If you’re an agency owner or higher-up with multiple insurance sales agents under your purview, you’ve got three clear charges:

  1. Ensuring that your team is working toward the same goals.
  2. Providing quality training and continuing education.
  3. Determining how to best arrange your team to maximize talent and abilities.

This means you need to think about how to structure your team philosophically, consistently and logistically. Let’s look at each challenge separately.

Having a Common Goal

Perhaps the most important part of structuring a sales team is making sure they are clear on your agency’s primary goal as well as any important sub-goals. (If you haven’t already clarified them, see our post on identifying your agency’s values, vision and mission for more ideas.)

For instance, if your top goal is to provide consistent and excellent customer service, you’ll want a strong, dedicated sales manager. This person should not only make sure all new employees get the same information and training, but also actively evaluate each team’s work to see if it is up to par. If, however, your top goal is to maximize sales, you might allow each sales representative a little more leeway in how they accomplish that goal. In that case, you might choose to forgo a sales manager and use the money you would have spent on their salary for cash and other incentives instead.
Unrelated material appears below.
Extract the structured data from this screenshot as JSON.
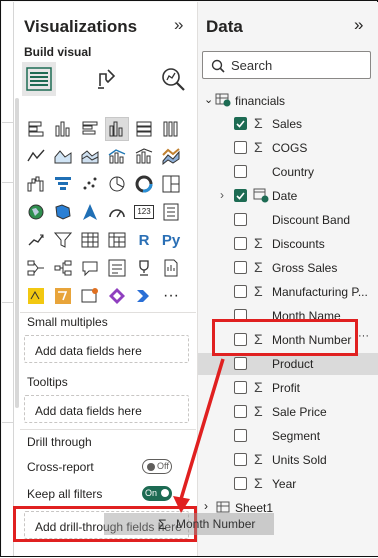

Being clear on your common goal will help you determine how to allocate your resources and help to ensure that you and your sales crew are all rowing the boat in the same direction.

Training & Continuing Education

What is your employee onboarding process like? How well do you train new employees? Do you build in time for them to practice and learn at the beginning, or expect them to hit the ground running and figure it out on their own?

Making an investment in training and continuing education will cost you time and money, but it can pay off in terms of creating agency consistency and employee satisfaction. Well-trained, competent agents and support staff build trust with your clients—an important commodity in insurance sales. And supported employees tend to be loyal employees; it is often cheaper, in the long run, to invest in your current agents rather than deal with the disruption and hassle of bringing on new people regularly.

Creating a training and continuing education program tells your staff that you value them while also ensuring that your customers are dealing with top-notch insurance professionals and receiving consistent service.

Configuring Your Team/s

You’ve got a lot of options when it comes to deciding how your staff can best work together to sell insurance. Many agencies choose to go with a pod model where a set of accounts are assigned to a group of staff members with the skills needed to manage all aspects of those particular accounts; this could include account executives, customer service reps, an IT troubleshooter and more.

Other agencies create groupings based on specialization—one sales team might focus on homeowner’s insurance, while another might be the experts on life insurance. Or it could be skill specialization, pairing a salesperson who is great at explaining confusing coverages with another who has excellent closing skills and a detail-oriented admin person who ties up the loose ends.

As you consider the model that works best for your agency, be sure to think about its sustainability. You don’t want to build your structure around specific individuals who might move on without warning or tie it to a particular software or technology that could become obsolete.

Thoughtfully choosing how to configure your sales teams can help service your clients well, further your mission, and improve your bottom line.


When you’ve got a plan for how to configure your sales team/s, put it to one more test: is the way they are oriented, trained, and organized going to work for your customers? Because in the end, servicing them is what matters most.